One person works ahead of the pack, breaking purple scaevola plants free from flats and lining them in neat rows along mulch. Others dig holes, with their gloved hands or a trowel, and drop the plants in, covering the roots with soil in quick precision.
Dig. Drop. Cover. Repeat.
The eight-person Duke horticulture team works against the clock, planting thousands of flowers before visitors flood campus for commencement weekend beginning May 13. They tackle the Chapel Drive corridor first, where the flowery focal points are the traffic circle and the Duke University Road entrance.
“When someone turns into Chapel Drive here, the first thing they’re going to notice are our flower beds,” said Andy Currin, Duke’s assistant superintendent for landscape services. “We’re always their first impression, and that means a lot.”
But the planting doesn’t stop after graduation.

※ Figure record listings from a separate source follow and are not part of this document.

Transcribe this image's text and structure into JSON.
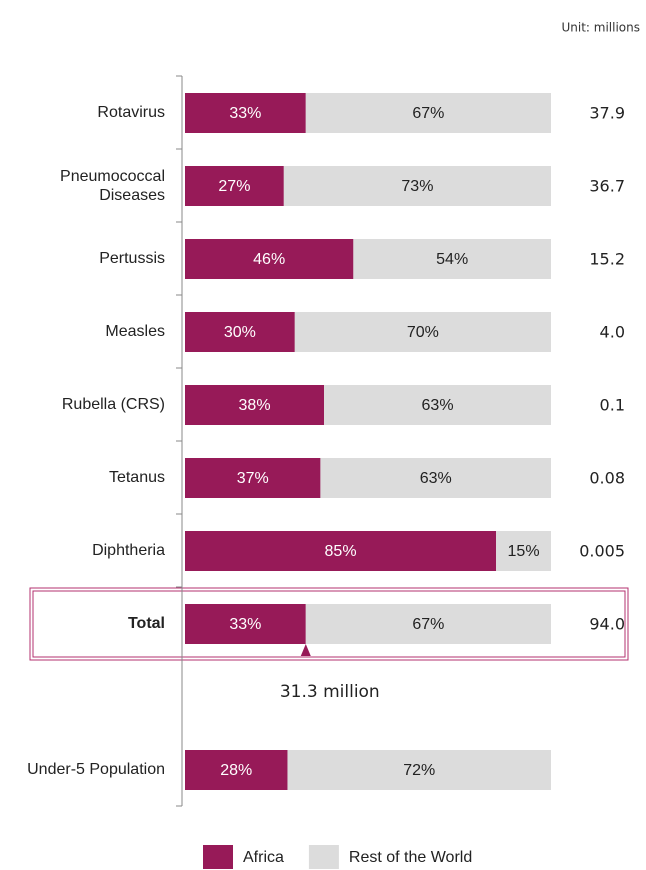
{
  "chart_data": {
    "type": "stacked-bar-horizontal",
    "unit_note": "Unit: millions",
    "categories": [
      "Rotavirus",
      "Pneumococcal Diseases",
      "Pertussis",
      "Measles",
      "Rubella (CRS)",
      "Tetanus",
      "Diphtheria",
      "Total",
      "Under-5 Population"
    ],
    "series": [
      {
        "name": "Africa",
        "color": "#971a58",
        "values": [
          33,
          27,
          46,
          30,
          38,
          37,
          85,
          33,
          28
        ],
        "value_labels": [
          "33%",
          "27%",
          "46%",
          "30%",
          "38%",
          "37%",
          "85%",
          "33%",
          "28%"
        ]
      },
      {
        "name": "Rest of the World",
        "color": "#dcdcdc",
        "values": [
          67,
          73,
          54,
          70,
          63,
          63,
          15,
          67,
          72
        ],
        "value_labels": [
          "67%",
          "73%",
          "54%",
          "70%",
          "63%",
          "63%",
          "15%",
          "67%",
          "72%"
        ]
      }
    ],
    "totals": {
      "values": [
        37.9,
        36.7,
        15.2,
        4.0,
        0.1,
        0.08,
        0.005,
        94.0,
        null
      ],
      "value_labels": [
        "37.9",
        "36.7",
        "15.2",
        "4.0",
        "0.1",
        "0.08",
        "0.005",
        "94.0",
        null
      ]
    },
    "xlim": [
      0,
      100
    ],
    "highlight_category": 7,
    "annotation": "31.3 million"
  }
}
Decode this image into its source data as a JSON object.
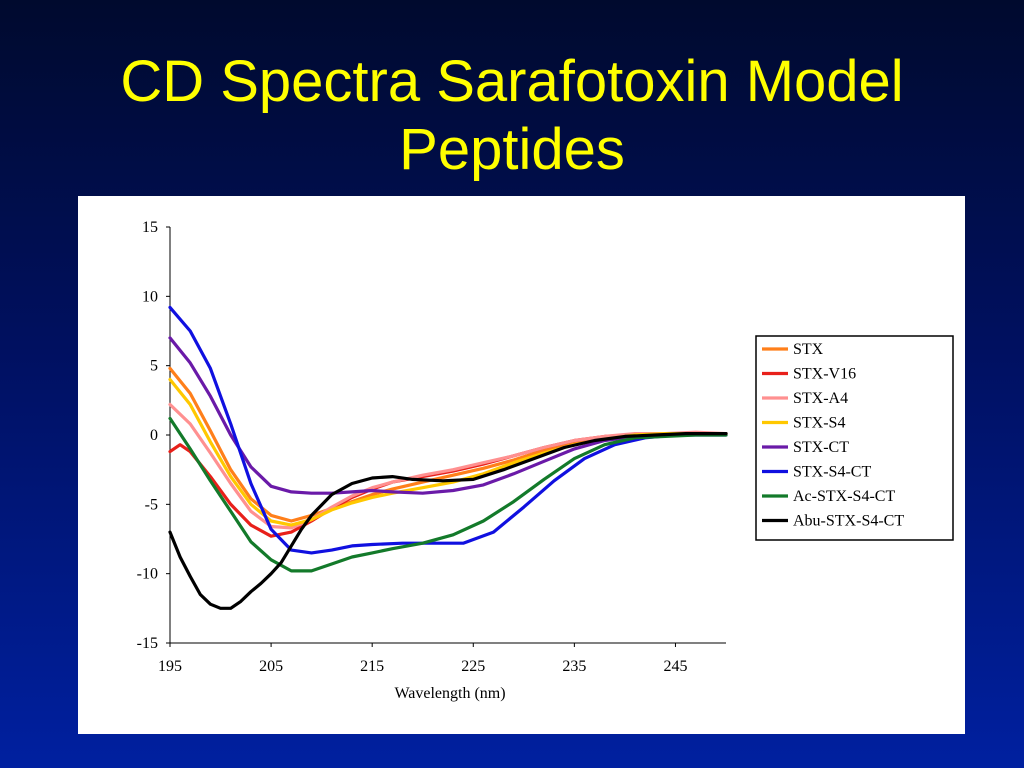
{
  "slide": {
    "title_line1": "CD Spectra Sarafotoxin Model",
    "title_line2": "Peptides"
  },
  "colors": {
    "background": "#001060",
    "title": "#ffff00",
    "plot_background": "#ffffff"
  },
  "chart_data": {
    "type": "line",
    "title": "",
    "xlabel": "Wavelength (nm)",
    "ylabel": "",
    "xlim": [
      195,
      250
    ],
    "ylim": [
      -15,
      15
    ],
    "xticks": [
      195,
      205,
      215,
      225,
      235,
      245
    ],
    "yticks": [
      15,
      10,
      5,
      0,
      -5,
      -10,
      -15
    ],
    "grid": false,
    "legend_position": "right",
    "series": [
      {
        "name": "STX",
        "color": "#ff7f1a",
        "x": [
          195,
          197,
          199,
          201,
          203,
          205,
          207,
          209,
          211,
          213,
          215,
          217,
          220,
          223,
          226,
          229,
          232,
          235,
          238,
          241,
          244,
          247,
          250
        ],
        "y": [
          4.8,
          3.0,
          0.3,
          -2.5,
          -4.6,
          -5.8,
          -6.2,
          -5.8,
          -5.3,
          -4.8,
          -4.3,
          -3.9,
          -3.4,
          -2.9,
          -2.4,
          -1.8,
          -1.1,
          -0.6,
          -0.2,
          0,
          0.1,
          0.1,
          0.1
        ]
      },
      {
        "name": "STX-V16",
        "color": "#e8201a",
        "x": [
          195,
          196,
          197,
          199,
          201,
          203,
          205,
          207,
          209,
          211,
          213,
          215,
          217,
          220,
          223,
          226,
          229,
          232,
          235,
          238,
          241,
          244,
          247,
          250
        ],
        "y": [
          -1.2,
          -0.7,
          -1.2,
          -3.0,
          -5.0,
          -6.5,
          -7.3,
          -7.0,
          -6.2,
          -5.3,
          -4.5,
          -3.9,
          -3.4,
          -3.0,
          -2.6,
          -2.1,
          -1.5,
          -0.9,
          -0.4,
          -0.1,
          0,
          0.1,
          0.1,
          0.1
        ]
      },
      {
        "name": "STX-A4",
        "color": "#ff9090",
        "x": [
          195,
          197,
          199,
          201,
          203,
          205,
          207,
          209,
          211,
          213,
          215,
          217,
          220,
          223,
          226,
          229,
          232,
          235,
          238,
          241,
          244,
          247,
          250
        ],
        "y": [
          2.2,
          0.8,
          -1.3,
          -3.5,
          -5.5,
          -6.6,
          -6.7,
          -6.1,
          -5.2,
          -4.4,
          -3.8,
          -3.4,
          -2.9,
          -2.5,
          -2.0,
          -1.5,
          -0.9,
          -0.4,
          -0.1,
          0.1,
          0.1,
          0.2,
          0.1
        ]
      },
      {
        "name": "STX-S4",
        "color": "#ffc800",
        "x": [
          195,
          197,
          199,
          201,
          203,
          205,
          207,
          209,
          211,
          213,
          215,
          217,
          220,
          223,
          226,
          229,
          232,
          235,
          238,
          241,
          244,
          247,
          250
        ],
        "y": [
          4.0,
          2.2,
          -0.5,
          -3.0,
          -5.0,
          -6.2,
          -6.5,
          -6.1,
          -5.4,
          -4.9,
          -4.5,
          -4.2,
          -3.8,
          -3.4,
          -2.8,
          -2.0,
          -1.3,
          -0.7,
          -0.3,
          0,
          0.1,
          0.1,
          0.1
        ]
      },
      {
        "name": "STX-CT",
        "color": "#6a1aa8",
        "x": [
          195,
          197,
          199,
          201,
          203,
          205,
          207,
          209,
          211,
          213,
          215,
          217,
          220,
          223,
          226,
          229,
          232,
          235,
          238,
          241,
          244,
          247,
          250
        ],
        "y": [
          7.0,
          5.2,
          2.8,
          0,
          -2.3,
          -3.7,
          -4.1,
          -4.2,
          -4.2,
          -4.1,
          -4.0,
          -4.1,
          -4.2,
          -4.0,
          -3.6,
          -2.8,
          -1.9,
          -1.0,
          -0.4,
          -0.1,
          0,
          0.1,
          0.1
        ]
      },
      {
        "name": "STX-S4-CT",
        "color": "#1010e0",
        "x": [
          195,
          197,
          199,
          201,
          203,
          205,
          207,
          209,
          211,
          213,
          215,
          218,
          221,
          224,
          227,
          230,
          233,
          236,
          239,
          242,
          245,
          248,
          250
        ],
        "y": [
          9.2,
          7.5,
          4.8,
          0.8,
          -3.5,
          -6.8,
          -8.3,
          -8.5,
          -8.3,
          -8.0,
          -7.9,
          -7.8,
          -7.8,
          -7.8,
          -7.0,
          -5.2,
          -3.3,
          -1.7,
          -0.7,
          -0.2,
          0,
          0,
          0
        ]
      },
      {
        "name": "Ac-STX-S4-CT",
        "color": "#137a2a",
        "x": [
          195,
          197,
          199,
          201,
          203,
          205,
          207,
          209,
          211,
          213,
          215,
          217,
          220,
          223,
          226,
          229,
          232,
          235,
          238,
          241,
          244,
          247,
          250
        ],
        "y": [
          1.2,
          -1.0,
          -3.3,
          -5.5,
          -7.7,
          -9.0,
          -9.8,
          -9.8,
          -9.3,
          -8.8,
          -8.5,
          -8.2,
          -7.8,
          -7.2,
          -6.2,
          -4.8,
          -3.2,
          -1.7,
          -0.7,
          -0.2,
          -0.1,
          0,
          0
        ]
      },
      {
        "name": "Abu-STX-S4-CT",
        "color": "#000000",
        "x": [
          195,
          196,
          197,
          198,
          199,
          200,
          201,
          202,
          203,
          204,
          205,
          206,
          207,
          208,
          209,
          211,
          213,
          215,
          217,
          219,
          222,
          225,
          228,
          231,
          234,
          237,
          240,
          243,
          246,
          250
        ],
        "y": [
          -7.0,
          -8.8,
          -10.2,
          -11.5,
          -12.2,
          -12.5,
          -12.5,
          -12.0,
          -11.3,
          -10.7,
          -10.0,
          -9.2,
          -8.0,
          -6.8,
          -5.8,
          -4.3,
          -3.5,
          -3.1,
          -3.0,
          -3.2,
          -3.3,
          -3.2,
          -2.5,
          -1.7,
          -0.9,
          -0.4,
          -0.1,
          0,
          0.1,
          0.1
        ]
      }
    ]
  }
}
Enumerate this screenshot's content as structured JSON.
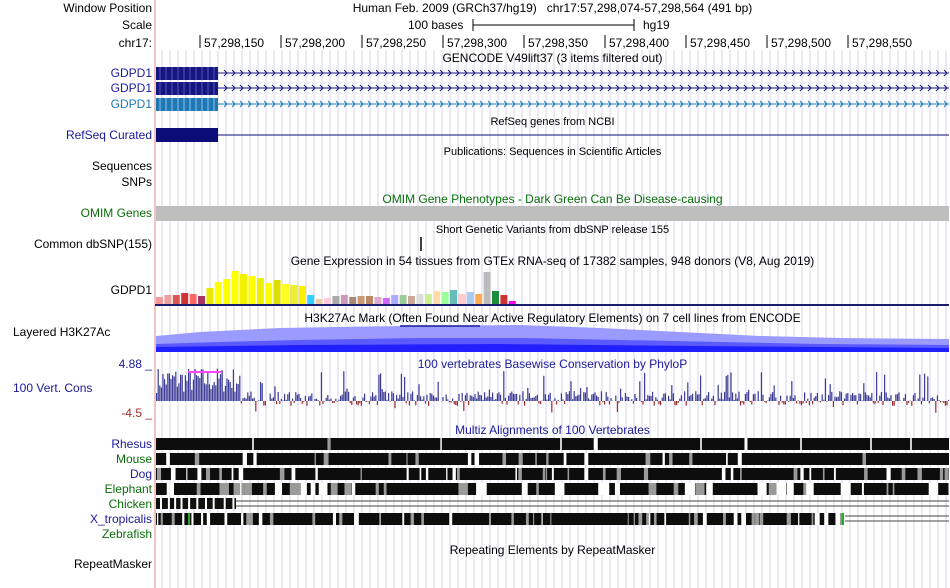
{
  "ruler": {
    "window_position_label": "Window Position",
    "scale_label": "Scale",
    "chrom_label": "chr17:",
    "assembly_text": "Human Feb. 2009 (GRCh37/hg19)   chr17:57,298,074-57,298,564 (491 bp)",
    "scale_text": "100 bases",
    "scale_db": "hg19",
    "ticks": [
      "57,298,150",
      "57,298,200",
      "57,298,250",
      "57,298,300",
      "57,298,350",
      "57,298,400",
      "57,298,450",
      "57,298,500",
      "57,298,550"
    ]
  },
  "tracks": {
    "gencode": {
      "title": "GENCODE V49lift37 (3 items filtered out)",
      "items": [
        "GDPD1",
        "GDPD1",
        "GDPD1"
      ]
    },
    "refseq": {
      "label": "RefSeq Curated",
      "title": "RefSeq genes from NCBI"
    },
    "sequences": {
      "label": "Sequences",
      "title": "Publications: Sequences in Scientific Articles"
    },
    "snps": {
      "label": "SNPs"
    },
    "omim": {
      "label": "OMIM Genes",
      "title": "OMIM Gene Phenotypes - Dark Green Can Be Disease-causing"
    },
    "dbsnp": {
      "label": "Common dbSNP(155)",
      "title": "Short Genetic Variants from dbSNP release 155"
    },
    "gtex": {
      "label": "GDPD1",
      "title": "Gene Expression in 54 tissues from GTEx RNA-seq of 17382 samples, 948 donors (V8, Aug 2019)"
    },
    "h3k27ac": {
      "label": "Layered H3K27Ac",
      "title": "H3K27Ac Mark (Often Found Near Active Regulatory Elements) on 7 cell lines from ENCODE"
    },
    "cons": {
      "label": "100 Vert. Cons",
      "title": "100 vertebrates Basewise Conservation by PhyloP",
      "max": "4.88 _",
      "min": "-4.5 _"
    },
    "multiz": {
      "title": "Multiz Alignments of 100 Vertebrates",
      "species": [
        "Rhesus",
        "Mouse",
        "Dog",
        "Elephant",
        "Chicken",
        "X_tropicalis",
        "Zebrafish"
      ]
    },
    "rmsk": {
      "label": "RepeatMasker",
      "title": "Repeating Elements by RepeatMasker"
    }
  },
  "colors": {
    "gencode_dark": "#161680",
    "gencode_light": "#1f77b4",
    "refseq": "#0c0c78",
    "omim_bar": "#bebebe",
    "cons_pos": "#3c3c96",
    "cons_neg": "#9b2d2d",
    "h3k27ac": "#5a5aff"
  }
}
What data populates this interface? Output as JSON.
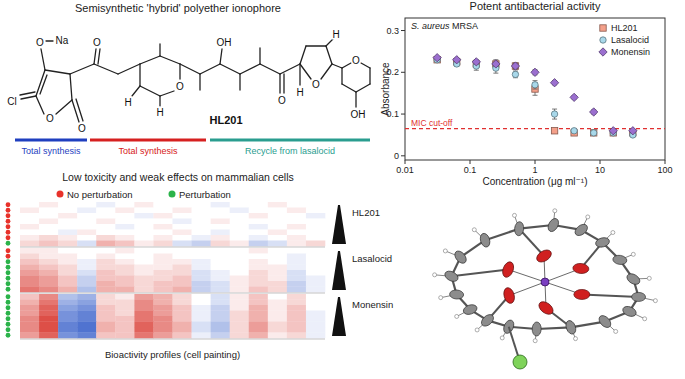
{
  "chart_data": {
    "type": "scatter",
    "title": "Potent antibacterial activity",
    "subtitle": "S. aureus MRSA",
    "xlabel": "Concentration (μg ml⁻¹)",
    "ylabel": "Absorbance",
    "log": "x",
    "xlim": [
      0.01,
      100
    ],
    "ylim": [
      -0.01,
      0.33
    ],
    "xticks": [
      0.01,
      0.1,
      1,
      10,
      100
    ],
    "yticks": [
      0,
      0.1,
      0.2,
      0.3
    ],
    "legend": "top-right",
    "x": [
      0.03125,
      0.0625,
      0.125,
      0.25,
      0.5,
      1,
      2,
      4,
      8,
      16,
      32
    ],
    "series": [
      {
        "name": "HL201",
        "color": "#f4a08a",
        "marker": "square",
        "values": [
          0.23,
          0.225,
          0.22,
          0.22,
          0.215,
          0.16,
          0.06,
          0.055,
          0.055,
          0.055,
          0.055
        ],
        "errors": [
          0.005,
          0.006,
          0.008,
          0.01,
          0.008,
          0.015,
          0.004,
          0.003,
          0.003,
          0.003,
          0.004
        ]
      },
      {
        "name": "Lasalocid",
        "color": "#a8d8ea",
        "marker": "circle",
        "values": [
          0.23,
          0.22,
          0.215,
          0.21,
          0.195,
          0.17,
          0.1,
          0.06,
          0.055,
          0.055,
          0.05
        ],
        "errors": [
          0.004,
          0.006,
          0.01,
          0.012,
          0.008,
          0.01,
          0.012,
          0.004,
          0.003,
          0.003,
          0.003
        ]
      },
      {
        "name": "Monensin",
        "color": "#9b6fcf",
        "marker": "diamond",
        "values": [
          0.235,
          0.23,
          0.225,
          0.22,
          0.215,
          0.2,
          0.175,
          0.14,
          0.105,
          0.06,
          0.06
        ],
        "errors": [
          0.003,
          0.004,
          0.005,
          0.005,
          0.006,
          0.006,
          0.005,
          0.004,
          0.005,
          0.004,
          0.003
        ]
      }
    ],
    "reference_lines": [
      {
        "y": 0.065,
        "label": "MIC cut-off",
        "color": "#e03030",
        "line_style": "dashed"
      }
    ]
  },
  "structure": {
    "title": "Semisynthetic 'hybrid' polyether ionophore",
    "compound": "HL201",
    "atoms": [
      "O",
      "Na",
      "Cl",
      "O",
      "O",
      "O",
      "O",
      "H",
      "H",
      "OH",
      "O",
      "O",
      "H",
      "O",
      "H",
      "OH"
    ],
    "segments": [
      {
        "label": "Total synthesis",
        "color": "#1f3fbf"
      },
      {
        "label": "Total synthesis",
        "color": "#d62020"
      },
      {
        "label": "Recycle from lasalocid",
        "color": "#2a9d8f"
      }
    ]
  },
  "heatmap_panel": {
    "title": "Low toxicity and weak effects on mammalian cells",
    "key": [
      {
        "label": "No perturbation",
        "color": "#e8322b"
      },
      {
        "label": "Perturbation",
        "color": "#2bb34a"
      }
    ],
    "xlabel": "Bioactivity profiles (cell painting)",
    "groups": [
      {
        "name": "HL201",
        "perturbation": [
          false,
          false,
          false,
          false,
          false,
          false,
          false,
          true
        ],
        "cells": [
          [
            0,
            0.1,
            0,
            0,
            -0.1,
            0,
            0.1,
            0,
            0,
            0,
            -0.1,
            0,
            0,
            0.1,
            0,
            0
          ],
          [
            0.1,
            0,
            0,
            -0.1,
            0,
            0.1,
            0,
            0,
            0.1,
            0,
            0,
            -0.1,
            0,
            0,
            0.1,
            0
          ],
          [
            0,
            0,
            0.1,
            0,
            0,
            0,
            -0.1,
            0.1,
            0,
            0,
            0,
            0,
            0.1,
            0,
            0,
            -0.1
          ],
          [
            0,
            0.1,
            0,
            0,
            0.1,
            0,
            0,
            0,
            -0.1,
            0,
            0.1,
            0,
            0,
            0,
            0,
            0
          ],
          [
            0.1,
            0,
            0,
            0,
            0,
            -0.1,
            0,
            0.1,
            0,
            0,
            0,
            0,
            -0.1,
            0,
            0.1,
            0
          ],
          [
            0,
            0,
            -0.1,
            0.1,
            0,
            0,
            0,
            0,
            0.1,
            0,
            -0.1,
            0,
            0,
            0.1,
            0,
            0
          ],
          [
            0.1,
            0.2,
            0.1,
            0,
            0.2,
            0.1,
            0,
            0.1,
            0,
            -0.1,
            0.1,
            0,
            -0.1,
            0,
            0.1,
            0
          ],
          [
            0.2,
            0.3,
            0.2,
            -0.2,
            0.4,
            0.3,
            0.1,
            0.2,
            -0.2,
            -0.3,
            0.2,
            0.1,
            -0.3,
            -0.2,
            0.1,
            0.2
          ]
        ]
      },
      {
        "name": "Lasalocid",
        "perturbation": [
          false,
          false,
          true,
          true,
          true,
          true,
          true,
          true
        ],
        "cells": [
          [
            0.1,
            0.1,
            0,
            0,
            0,
            0.1,
            0,
            0,
            0,
            0,
            0,
            0,
            0.1,
            0,
            0,
            0
          ],
          [
            0.2,
            0.1,
            0.1,
            0,
            0.1,
            0,
            0,
            0.1,
            0,
            0,
            0,
            0,
            0,
            0,
            -0.1,
            0
          ],
          [
            0.3,
            0.2,
            0.1,
            -0.1,
            0.2,
            0.1,
            0,
            0.1,
            0.1,
            -0.1,
            0,
            0,
            0.1,
            0,
            -0.1,
            0
          ],
          [
            0.4,
            0.3,
            0.2,
            -0.1,
            0.2,
            0.2,
            0.1,
            0.1,
            0.2,
            -0.1,
            0,
            0,
            0.1,
            0.1,
            -0.1,
            0
          ],
          [
            0.5,
            0.4,
            0.2,
            -0.2,
            0.3,
            0.2,
            0.1,
            0.2,
            0.2,
            -0.2,
            -0.1,
            0,
            0.2,
            0.1,
            -0.2,
            0
          ],
          [
            0.6,
            0.5,
            0.3,
            -0.3,
            0.3,
            0.3,
            0.2,
            0.2,
            0.3,
            -0.2,
            -0.1,
            0.1,
            0.2,
            0.1,
            -0.2,
            -0.1
          ],
          [
            0.6,
            0.5,
            0.3,
            -0.3,
            0.4,
            0.3,
            0.2,
            0.3,
            0.3,
            -0.3,
            -0.2,
            0.1,
            0.2,
            0.2,
            -0.3,
            -0.1
          ],
          [
            0.7,
            0.6,
            0.4,
            -0.4,
            0.4,
            0.4,
            0.2,
            0.3,
            0.4,
            -0.3,
            -0.2,
            0.1,
            0.3,
            0.2,
            -0.3,
            -0.1
          ]
        ]
      },
      {
        "name": "Monensin",
        "perturbation": [
          true,
          true,
          true,
          true,
          true,
          true,
          true,
          true
        ],
        "cells": [
          [
            0.3,
            0.6,
            -0.4,
            -0.5,
            0.2,
            0.1,
            0.5,
            0.4,
            0.2,
            0,
            -0.2,
            0.1,
            0.3,
            0,
            0.2,
            0
          ],
          [
            0.4,
            0.7,
            -0.5,
            -0.6,
            0.2,
            0.2,
            0.6,
            0.4,
            0.2,
            0,
            -0.2,
            0.1,
            0.3,
            0.1,
            0.2,
            0
          ],
          [
            0.5,
            0.8,
            -0.6,
            -0.7,
            0.3,
            0.2,
            0.6,
            0.5,
            0.3,
            -0.1,
            -0.3,
            0.1,
            0.4,
            0.1,
            0.3,
            0
          ],
          [
            0.5,
            0.8,
            -0.7,
            -0.8,
            0.3,
            0.2,
            0.7,
            0.5,
            0.3,
            -0.1,
            -0.3,
            0.2,
            0.4,
            0.1,
            0.3,
            -0.1
          ],
          [
            0.6,
            0.9,
            -0.7,
            -0.8,
            0.3,
            0.3,
            0.7,
            0.6,
            0.3,
            -0.1,
            -0.3,
            0.2,
            0.4,
            0.1,
            0.3,
            -0.1
          ],
          [
            0.6,
            0.9,
            -0.8,
            -0.9,
            0.4,
            0.3,
            0.8,
            0.6,
            0.4,
            -0.2,
            -0.4,
            0.2,
            0.5,
            0.2,
            0.3,
            -0.1
          ],
          [
            0.6,
            0.9,
            -0.8,
            -0.9,
            0.4,
            0.3,
            0.8,
            0.6,
            0.4,
            -0.2,
            -0.4,
            0.2,
            0.5,
            0.2,
            0.3,
            -0.1
          ],
          [
            0.5,
            0.8,
            -0.7,
            -0.8,
            0.3,
            0.3,
            0.7,
            0.5,
            0.3,
            -0.1,
            -0.3,
            0.2,
            0.4,
            0.1,
            0.2,
            -0.1
          ]
        ]
      }
    ]
  }
}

In total, 27,000 flowers will be planted across the university and medical campuses for the summer season, a job that wraps up by mid-June and takes about 1,200 staff hours to complete, according to the Duke Facilities Management Department.
The horticulture team plants flowers during May and June and again in October and November. They are pulling up hardy pansies and snapdragons that withstand winter temperatures, spreading new mulch in flowerbeds and constantly watering.
Terrence Williams, a senior grounds equipment operator who has worked for 15 years with the horticulture team, said his job requires a lot of traveling across campus, from East Campus to the Duke Hospital courtyard and the front of Cameron Indoor Stadium. His team also plants at the School of Nursing, Fuqua School of Business, School of Law and other locations.
On a recent afternoon, Williams worked with his crew to plant light-yellow lantana, purple scaevola and elephant ears in the Chapel Drive traffic circle.
“You’re tired when you get off work, and you run inside to the AC,” he said.
For the summer season, the team plants about 27 different types of flowers that don’t require a lot of watering, and they receive the varieties from Campbell Road Nursey in Raleigh. Currin, the assistant superintendent, starts designing the flower beds in the fall and keeps records year to year of his planting designs, making notes about what colors and plants complement each other and what clashes. He gets opinions from Sarah P. Duke Gardens’ director of horticulture and the university landscape architect.
Currin said the main goal of the plantings is to catch the attention of prospective students, incoming freshmen, visitors, and staff and faculty who are on campus every day, with different flower textures, colors and contrasts.
“If you think about it like that, it’s a lot of pressure,” he said.
Currin motions toward the Chapel Drive traffic circle, where water was beginning to soak the new plants. Currin said in a week or two, the plants would grow and fill out in time for graduation, and over the summer, the scaevola would grow over the stone wall to create a waterfall effect.
“This is one place where we tend to get lots of compliments,” he said.